Colin pratiquait, ce beau dimanche d'automne, son heure et demie de marche nordique lorsqu'il se fit à voix haute la réflexion suivante: « En marchant ainsi, suis-je dans le cadre du Développement Durable ? »
Il s'arrêta brusquement comme figé, s'appuyant sur ses bâtons.
Léa, qui le suivait, frotta son nez endolori (elle avait heurté Colin, brutalement stoppé) : « Que t'arrive-t-il, c'est le Grenelle de l'environnement qui t'est monté à la tête ? » Léa avait durablement développé l'extrémité de son nez rougi et Colin la prit dans se bras pour la consoler.
Ils s'assirent à l'abri d'un grand chêne dans lequel quelques pinsons voletaient. Cette nature bruissante et vivante semblait les inviter à la reconnaissance : sans elle, son équilibre, ses couleurs changeantes, les multiples variations des saisons, que seraient-ils en somme : des robots dans un monde artificiel ?
Léa reprit: " Il me semble que le monde change ; je veux dire : tout le monde, les gens que je côtoie, les personnes qui parlent ou écrivent dans les médias. Toi-même, mon Colin, tous vous semblez en proie à une douloureuse prise de conscience : ce monde est fini, dans le sens qu'il va s'achever bientôt probablement mais aussi dans le sens qu'il a une extrémité contre laquelle nous allons nous écraser, nous, humanité stupide et grandiloquente. "
" Oui " répondit Colin " c'est pour cela que je pensais calculer le bilan carbone de notre marche ; même si tout est fini, dans le sens fichu - foutu - mort, je veux savoir si je peux encore, moi, toi, nous tous, empêcher de rajouter un effet néfaste à la déchéance écologique de notre planète".

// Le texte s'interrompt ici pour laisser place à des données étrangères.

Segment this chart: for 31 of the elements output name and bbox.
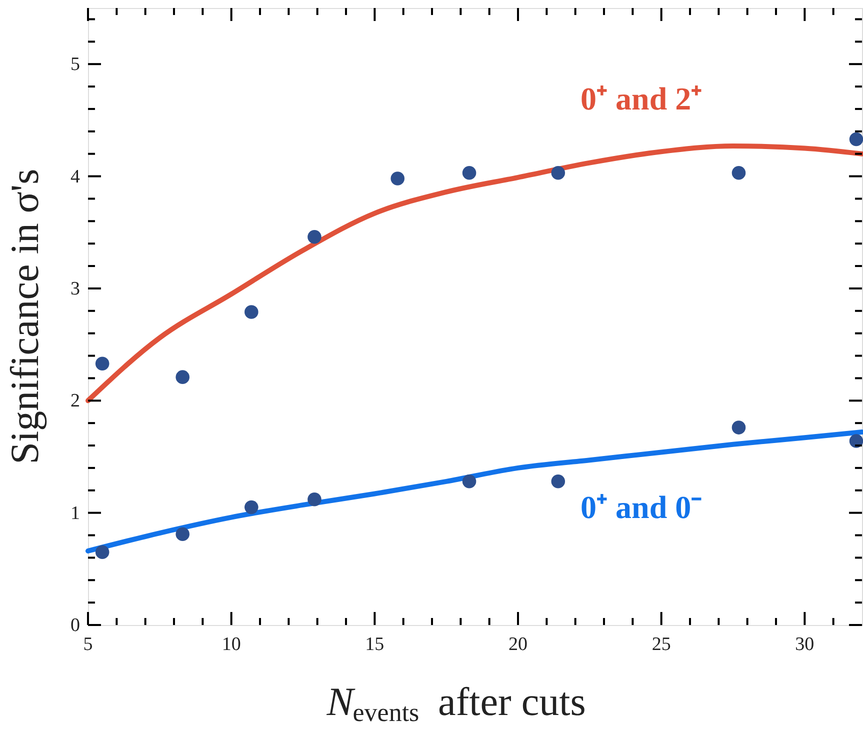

" Vas-y, calcules " dit Léa.
" C'est simple : la marche c'est zéro rejet de carbone, donc, la marche nordique n'aggrave pas le réchauffement climatique. "
" Alors, on repart ! " s'exclama joyeusement Zoé en rassemblant ses bâtons et une toute nouvelle énergie.
" Non " répliqua Colin, " ce n'est pas si simple. Regardes tes chaussures, tes vêtements, tes bâtons en fibre de carbone, ton sac à dos et ce qu'il contient, ton téléphone portable, ton iPod : tout cet attirail, d'où vient-il ? Qui l'a fabriqué ? Est-il recyclable ? Vient-il de circuits de commerce équitable, d'industries non polluantes ? Les ouvriers qui les ont fabriqués sont-ils des enfants ou des femmes honteusement exploités ? Les tissus sont- ils issus de l'agriculture biologique ? Les colles, les composants électroniques contiennent-ils des substances nocives... Que sais-je ? Il faut se poser toutes ces questions et d'autres encore : Nous sommes venus en métro, mais nous aurions pu venir en énorme 4x4 très polluant ; nous avons un sac pour nos déchets mais nous aurions pu les jeter dans la nature..."
" Oh! Là, Là! " répondit Léa " J'en ai mal au crâne : c'est impossible de penser à tout, de prendre tout en compte, il faudrait être obsédé et, finalement, s'abstenir de nos activités de loisir si l'on voulait respecter strictement une conduite en faveur du Développement Durable."
" C'est exact, Léa. Il est toutefois possible, comme avec la marche nordique, de procéder par apprentissage, de commencer par les actions les plus simples, comme la gestion des déchets et le mode de transport, puis, progressivement, analyser une par une nos actions et leurs conséquences : c'est-à-dire les moyens que nous utilisons pour les accomplir. Cette prise en compte doit concerner les principaux facteurs que tous les deux nous pouvons modifier en faveur du Développement Durable. Et ainsi de suite pour chaque citoyen.
" OK, pensons-y. Et si nous repartions maintenant ?" acheva Colin.